Marseille has the unique distinction of being the second-largest city in France, and it’s an area that the region of Provence has become known for. Marseille has had settlements from other groups dating back to the Greek and Roman times. The tropical Mediterranean weather stays mild and the summers are warm, attracting both summer travelers and winter escapees every year. Today, Marseille is working to add substance to its style, creating new and innovative museums and opening upscale restaurants along the way. The renaissance is just beginning, starting with the Vieux Port, while Marseille continues to dance to the beat of its own drum.

Provence (Marseille) Port Facilities & Location

On a cruise, Marseille makes for an ideal port city. When you get off the ship, you’ll already be where all the action is. Shops, quaint cafes, glamorous restaurants, and umbrella-filled bar patios are all located nearby just waiting to be explored.

Transportation in Provence (Marseille)

There’s a shuttle bus to and from Vieux Port when you arrive, and that’s how most Marseille cruise passengers arrive in the heart of the city. You’ll be well within walking distance when you get to the Vieux Port. Taxis and bike rentals are readily available for getting around. There’s also a small tourist train that takes travelers to the major sights.

Shopping Near the Provence (Marseille) Cruise Port

When you cruise Marseille, you’ll find plenty of shopping near Vieux Port, as well as an abundance of boutiques in the city. Shop for souvenirs by the cruise terminal or at Old Harbor's Craft Market, which specializes in the kinds of elegant French presents family members back home will love. Head to rue St-Ferréol for higher-end clothing, handbags, and chic fashions.
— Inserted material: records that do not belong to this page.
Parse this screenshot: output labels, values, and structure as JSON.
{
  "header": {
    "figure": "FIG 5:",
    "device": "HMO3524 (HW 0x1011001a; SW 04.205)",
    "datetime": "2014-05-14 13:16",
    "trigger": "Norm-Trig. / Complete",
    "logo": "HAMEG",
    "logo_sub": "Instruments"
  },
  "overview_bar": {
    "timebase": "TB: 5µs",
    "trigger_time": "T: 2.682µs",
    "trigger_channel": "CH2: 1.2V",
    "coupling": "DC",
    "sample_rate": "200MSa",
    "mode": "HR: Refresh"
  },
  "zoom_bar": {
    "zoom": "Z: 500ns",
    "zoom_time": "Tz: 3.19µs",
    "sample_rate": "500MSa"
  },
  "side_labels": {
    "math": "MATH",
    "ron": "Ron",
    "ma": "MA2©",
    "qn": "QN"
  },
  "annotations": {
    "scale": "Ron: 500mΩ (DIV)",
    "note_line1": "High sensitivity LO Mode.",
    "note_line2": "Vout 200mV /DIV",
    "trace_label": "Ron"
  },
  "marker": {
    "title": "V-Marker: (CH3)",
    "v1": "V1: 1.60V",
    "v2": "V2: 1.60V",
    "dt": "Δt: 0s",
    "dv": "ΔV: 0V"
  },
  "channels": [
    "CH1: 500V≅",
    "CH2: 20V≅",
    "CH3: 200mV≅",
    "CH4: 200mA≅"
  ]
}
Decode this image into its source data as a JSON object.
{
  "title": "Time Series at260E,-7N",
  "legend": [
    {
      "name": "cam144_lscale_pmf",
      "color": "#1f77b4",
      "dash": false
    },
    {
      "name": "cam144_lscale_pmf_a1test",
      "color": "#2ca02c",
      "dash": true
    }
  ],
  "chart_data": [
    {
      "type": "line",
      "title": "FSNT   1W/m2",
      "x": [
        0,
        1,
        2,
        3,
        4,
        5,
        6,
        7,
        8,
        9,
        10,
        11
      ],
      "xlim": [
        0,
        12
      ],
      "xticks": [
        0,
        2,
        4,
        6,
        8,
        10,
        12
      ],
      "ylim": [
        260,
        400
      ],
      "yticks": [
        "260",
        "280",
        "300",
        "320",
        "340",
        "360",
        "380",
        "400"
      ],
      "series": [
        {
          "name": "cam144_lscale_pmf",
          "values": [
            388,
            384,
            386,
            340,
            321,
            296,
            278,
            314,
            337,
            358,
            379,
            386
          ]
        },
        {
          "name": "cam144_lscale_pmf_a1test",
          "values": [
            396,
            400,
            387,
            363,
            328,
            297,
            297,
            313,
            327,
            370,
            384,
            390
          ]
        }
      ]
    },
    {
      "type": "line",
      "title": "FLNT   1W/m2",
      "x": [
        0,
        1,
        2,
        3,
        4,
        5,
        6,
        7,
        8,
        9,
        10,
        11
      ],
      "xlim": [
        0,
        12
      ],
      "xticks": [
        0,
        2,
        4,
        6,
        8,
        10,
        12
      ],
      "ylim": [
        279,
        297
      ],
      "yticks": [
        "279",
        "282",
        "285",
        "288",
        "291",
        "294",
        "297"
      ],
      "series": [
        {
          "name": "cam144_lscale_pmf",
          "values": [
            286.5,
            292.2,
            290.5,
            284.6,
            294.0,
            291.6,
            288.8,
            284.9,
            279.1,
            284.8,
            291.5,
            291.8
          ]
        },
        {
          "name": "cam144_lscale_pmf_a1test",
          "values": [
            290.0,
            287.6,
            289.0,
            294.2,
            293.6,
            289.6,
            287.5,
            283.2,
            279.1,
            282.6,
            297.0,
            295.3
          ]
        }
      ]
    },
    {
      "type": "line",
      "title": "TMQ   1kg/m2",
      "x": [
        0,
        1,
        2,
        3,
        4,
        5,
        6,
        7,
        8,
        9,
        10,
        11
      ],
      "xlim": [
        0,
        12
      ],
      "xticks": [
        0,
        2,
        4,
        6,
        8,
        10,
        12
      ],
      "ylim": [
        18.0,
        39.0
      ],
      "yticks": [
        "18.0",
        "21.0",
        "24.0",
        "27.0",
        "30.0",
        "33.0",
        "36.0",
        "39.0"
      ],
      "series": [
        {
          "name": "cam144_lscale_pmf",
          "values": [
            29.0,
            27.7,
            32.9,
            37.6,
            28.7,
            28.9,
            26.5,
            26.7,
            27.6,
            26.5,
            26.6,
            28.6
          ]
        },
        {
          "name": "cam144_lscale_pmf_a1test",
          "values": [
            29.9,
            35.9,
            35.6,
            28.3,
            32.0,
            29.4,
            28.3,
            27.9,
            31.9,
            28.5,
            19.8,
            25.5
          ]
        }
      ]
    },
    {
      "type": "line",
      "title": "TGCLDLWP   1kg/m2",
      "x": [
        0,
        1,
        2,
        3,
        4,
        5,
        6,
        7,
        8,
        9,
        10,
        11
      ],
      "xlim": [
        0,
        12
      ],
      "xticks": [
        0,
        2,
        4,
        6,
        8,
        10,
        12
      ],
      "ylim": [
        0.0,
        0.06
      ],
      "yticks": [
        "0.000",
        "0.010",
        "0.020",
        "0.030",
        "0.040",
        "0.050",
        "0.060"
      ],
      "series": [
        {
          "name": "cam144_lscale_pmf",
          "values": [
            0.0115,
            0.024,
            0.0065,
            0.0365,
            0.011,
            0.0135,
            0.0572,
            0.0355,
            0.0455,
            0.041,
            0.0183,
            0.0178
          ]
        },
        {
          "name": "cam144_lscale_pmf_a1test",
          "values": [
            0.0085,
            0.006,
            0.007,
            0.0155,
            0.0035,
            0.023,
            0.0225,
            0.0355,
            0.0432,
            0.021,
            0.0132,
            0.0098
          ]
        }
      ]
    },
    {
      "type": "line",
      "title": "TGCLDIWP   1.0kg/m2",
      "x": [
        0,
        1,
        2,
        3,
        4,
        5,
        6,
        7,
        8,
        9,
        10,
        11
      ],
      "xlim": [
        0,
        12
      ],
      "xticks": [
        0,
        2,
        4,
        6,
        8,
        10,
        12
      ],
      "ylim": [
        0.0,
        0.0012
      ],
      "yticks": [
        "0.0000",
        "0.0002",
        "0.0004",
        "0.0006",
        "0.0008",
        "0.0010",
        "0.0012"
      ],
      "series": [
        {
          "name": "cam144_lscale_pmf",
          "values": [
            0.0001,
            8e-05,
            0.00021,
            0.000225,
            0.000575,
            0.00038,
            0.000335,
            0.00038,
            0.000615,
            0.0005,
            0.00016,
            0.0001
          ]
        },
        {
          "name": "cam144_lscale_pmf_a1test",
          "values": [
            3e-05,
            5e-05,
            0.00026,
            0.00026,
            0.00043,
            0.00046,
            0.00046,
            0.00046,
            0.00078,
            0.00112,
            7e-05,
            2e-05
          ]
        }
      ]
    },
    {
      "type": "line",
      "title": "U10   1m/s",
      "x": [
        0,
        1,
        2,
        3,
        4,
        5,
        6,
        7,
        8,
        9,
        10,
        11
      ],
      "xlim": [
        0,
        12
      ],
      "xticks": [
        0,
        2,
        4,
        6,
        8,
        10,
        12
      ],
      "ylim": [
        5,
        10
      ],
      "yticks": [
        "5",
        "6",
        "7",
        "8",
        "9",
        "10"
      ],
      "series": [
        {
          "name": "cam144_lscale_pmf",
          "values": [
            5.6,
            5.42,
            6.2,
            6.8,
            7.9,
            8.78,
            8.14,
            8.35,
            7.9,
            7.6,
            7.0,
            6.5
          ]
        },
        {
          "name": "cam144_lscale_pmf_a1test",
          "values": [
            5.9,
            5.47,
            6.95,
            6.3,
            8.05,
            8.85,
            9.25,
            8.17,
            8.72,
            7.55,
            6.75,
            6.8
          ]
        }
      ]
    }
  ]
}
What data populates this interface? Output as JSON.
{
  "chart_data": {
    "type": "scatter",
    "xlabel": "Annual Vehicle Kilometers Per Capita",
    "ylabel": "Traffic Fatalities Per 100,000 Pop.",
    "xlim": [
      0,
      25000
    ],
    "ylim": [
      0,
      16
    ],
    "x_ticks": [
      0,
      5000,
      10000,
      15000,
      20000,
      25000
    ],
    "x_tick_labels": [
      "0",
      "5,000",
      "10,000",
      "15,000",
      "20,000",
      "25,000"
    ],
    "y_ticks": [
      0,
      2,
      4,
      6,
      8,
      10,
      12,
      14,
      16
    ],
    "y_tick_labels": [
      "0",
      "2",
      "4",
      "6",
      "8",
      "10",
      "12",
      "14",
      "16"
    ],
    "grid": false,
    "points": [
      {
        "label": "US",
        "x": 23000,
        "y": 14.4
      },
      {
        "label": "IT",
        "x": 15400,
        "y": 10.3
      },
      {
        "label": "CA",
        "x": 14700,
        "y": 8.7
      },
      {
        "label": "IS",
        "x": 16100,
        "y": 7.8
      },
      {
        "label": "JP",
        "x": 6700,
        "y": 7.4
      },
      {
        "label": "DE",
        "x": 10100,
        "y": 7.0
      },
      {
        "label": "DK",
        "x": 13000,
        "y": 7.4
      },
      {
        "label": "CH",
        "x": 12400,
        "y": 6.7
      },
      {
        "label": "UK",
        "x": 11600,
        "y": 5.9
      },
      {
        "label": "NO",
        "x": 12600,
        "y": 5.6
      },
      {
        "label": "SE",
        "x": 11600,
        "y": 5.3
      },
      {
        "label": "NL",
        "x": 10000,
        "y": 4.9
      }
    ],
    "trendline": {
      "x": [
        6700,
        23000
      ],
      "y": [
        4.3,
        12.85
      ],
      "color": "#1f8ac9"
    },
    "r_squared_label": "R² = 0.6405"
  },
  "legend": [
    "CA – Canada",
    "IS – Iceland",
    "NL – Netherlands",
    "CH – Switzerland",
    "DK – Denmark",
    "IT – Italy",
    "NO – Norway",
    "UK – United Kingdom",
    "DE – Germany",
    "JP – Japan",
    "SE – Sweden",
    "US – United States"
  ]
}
Local Currency & Tipping Customs

The official currency France uses is the euro, and credit and debit cards are frequently accepted here. Carrying a little bit of cash is always helpful when going to more coastal French cities, where the majority of businesses are locally owned and operated. There is usually a service charge included on your restaurant bill, which is required by law. Be sure to leave 10-15% as a tip for a taxi driver when in France. You should leave a one to two euro tip for a tour guide as well.